Wir dürfen aber nicht übersehen, dass es auch ein beträchtliches Maß an illegaler Einwanderung gibt, die mit der geleisteten Hilfe in der jetzigen Form vom Landkreis gestützt wird. Für Afghanen und Syrer sehe ich aktuell keinen Anspruch auf Asyl mehr, weil die lange bestehenden Fluchtgründe aufgrund des Endes der Kämpfe aus meiner Sicht entfallen sind. Außerdem wurde die Drittstaatenregelung praktisch außer Kraft gesetzt.

BF: Unternehmen Bund und Land genug, um Fluchtursachen zu beseitigen?

Selina Hübner: Die Hauptverantwortung sehe ich hier beim Bund. Deutschland lässt praktisch jeden herein und schafft zu viele Anreize zu kommen. Das muss sich ändern.

BF: Stimmen Sie zu, dass der Krieg an den verschiedenen Schauplätzen der Welt immer wieder als Fluchtauslöser fungiert?

Selina Hübner: Ja, ohne Krieg keine Fluchtwellen.

BF: Die Kreisverwaltung wirkt in dieser Frage bisweilen wie der Erfüllungsgehilfe der Landesregierung, der entsprechende Vorgaben pflichtbewusst umsetzt. Mit dem Landrat und gewählten Dezernenten stehen aber politische Vertreter an ihrer Spitze. Würden Sie sich von ihnen eine klarere Positionierung in dieser Frage wünschen?

Selina Hübner: Ja. Vermutlich liegt ihre Zurückhaltung daran, dass sie Karrierenachteile befürchten.
Einerseits erwarte ich von gewählten Vertretern, dass sie die Interessenlage in der Bevölkerung herausfinden. Andererseits habe ich aber durchaus Verständnis für gewisse Handlungszwänge, die zweifellos bestehen, wenn Vorgaben „von oben“ exekutiert werden sollen. Letztlich führt diese Aufteilung aber dazu, dass sich am Ende niemand wirklich verantwortlich fühlt.

BF: Gibt es aus Ihrer Sicht geeignetere Standorte für solch eine Unterkunft?
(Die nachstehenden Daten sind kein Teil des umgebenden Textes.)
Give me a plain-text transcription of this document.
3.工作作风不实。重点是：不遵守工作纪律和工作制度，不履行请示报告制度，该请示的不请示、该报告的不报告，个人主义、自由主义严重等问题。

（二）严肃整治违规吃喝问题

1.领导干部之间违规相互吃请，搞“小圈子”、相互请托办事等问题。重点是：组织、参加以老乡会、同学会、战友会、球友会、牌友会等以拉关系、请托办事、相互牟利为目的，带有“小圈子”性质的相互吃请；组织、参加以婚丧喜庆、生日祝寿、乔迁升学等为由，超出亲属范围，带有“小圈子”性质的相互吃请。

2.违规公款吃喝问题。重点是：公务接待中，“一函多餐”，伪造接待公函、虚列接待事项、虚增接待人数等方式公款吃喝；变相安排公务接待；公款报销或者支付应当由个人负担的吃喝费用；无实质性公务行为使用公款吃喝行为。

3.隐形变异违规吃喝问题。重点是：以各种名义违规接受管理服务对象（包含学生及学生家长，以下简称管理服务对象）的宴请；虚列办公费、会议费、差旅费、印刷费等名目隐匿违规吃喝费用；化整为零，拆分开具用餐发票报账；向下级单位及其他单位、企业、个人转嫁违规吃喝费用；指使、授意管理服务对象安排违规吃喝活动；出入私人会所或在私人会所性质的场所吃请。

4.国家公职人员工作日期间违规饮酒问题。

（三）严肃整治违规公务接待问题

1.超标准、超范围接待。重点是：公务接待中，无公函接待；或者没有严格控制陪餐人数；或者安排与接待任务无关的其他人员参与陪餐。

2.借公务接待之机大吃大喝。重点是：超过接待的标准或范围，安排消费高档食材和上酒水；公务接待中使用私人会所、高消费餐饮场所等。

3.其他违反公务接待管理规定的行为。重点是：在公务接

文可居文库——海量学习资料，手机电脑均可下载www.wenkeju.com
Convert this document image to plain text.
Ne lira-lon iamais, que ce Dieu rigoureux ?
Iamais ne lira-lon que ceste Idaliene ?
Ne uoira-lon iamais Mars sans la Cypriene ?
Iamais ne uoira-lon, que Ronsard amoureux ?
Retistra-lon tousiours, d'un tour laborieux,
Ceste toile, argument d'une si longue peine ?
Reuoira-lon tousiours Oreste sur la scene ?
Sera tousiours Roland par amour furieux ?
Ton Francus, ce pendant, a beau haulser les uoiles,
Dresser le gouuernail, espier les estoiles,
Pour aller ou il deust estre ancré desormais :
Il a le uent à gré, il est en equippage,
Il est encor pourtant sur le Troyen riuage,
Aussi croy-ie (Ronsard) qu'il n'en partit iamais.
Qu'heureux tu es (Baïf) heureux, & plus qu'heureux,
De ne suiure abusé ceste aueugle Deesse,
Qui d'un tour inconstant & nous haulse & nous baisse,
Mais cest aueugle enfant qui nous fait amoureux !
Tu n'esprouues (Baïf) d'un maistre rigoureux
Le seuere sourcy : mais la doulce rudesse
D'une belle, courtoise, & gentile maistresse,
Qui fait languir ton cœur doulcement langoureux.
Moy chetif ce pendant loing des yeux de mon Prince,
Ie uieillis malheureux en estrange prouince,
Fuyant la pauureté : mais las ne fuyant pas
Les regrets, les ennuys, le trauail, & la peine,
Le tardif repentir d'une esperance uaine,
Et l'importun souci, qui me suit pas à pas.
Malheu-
Selina Hübner: Diese Frage würde sich nicht stellen, wenn man geltendes Recht umsetzen würde und Ausreisepflichtige konsequent abschieben würde.
Es gibt sicher bessere Standorte in Oberhavel. Ohne Bus und Bahn, ohne medizinische Versorgung und ohne kulturelle Einrichtungen ist Marwitz denkbar ungeeignet. Unsere Gemeinde wird auch überfordert, wenn ihr die gleichen Integrationsprobleme aufgebürdet werden, wie an anderen Standorten. Im Ortsteil Bärenklau wenige Kilometer von Marwitz entfernt, gibt es ebenfalls eine Gemeinschaftsunterkunft für Geflüchtete. Sie sind überhaupt nicht integriert.
Früher engagierte ich mich in der Bürgerinitiative „Willkommen in Oberkrämer und Velten“ (WOV). Dort habe ich Kinder betreut. Meine Erfahrung war, dass die Eltern äußerst unkooperativ waren. Sie wollten unsere Sprache nicht lernen und trafen sich ausschließlich untereinander. Die Integration von Kindern hat Potenzial. Aber dafür muss man investieren. Insgesamt gibt es dafür zu wenige Angebote.

BF: Glauben Sie, dass Sie mit Ihrer Petition Erfolg haben werden?

Selina Hübner: Den Bau werden wir wahrscheinlich nicht verhindern. Aber wir hoffen, dass wir durch unsere Initiative die notwendige Aufmerksamkeit erhalten, um die Öffentlichkeit und politisch Verantwortliche zu sensibilisieren.

BF: Fr. Hübner, vielen Dank für das Gespräch.

Das Gespräch führte Jan Müggenburg für die Brandenburger Freiheit.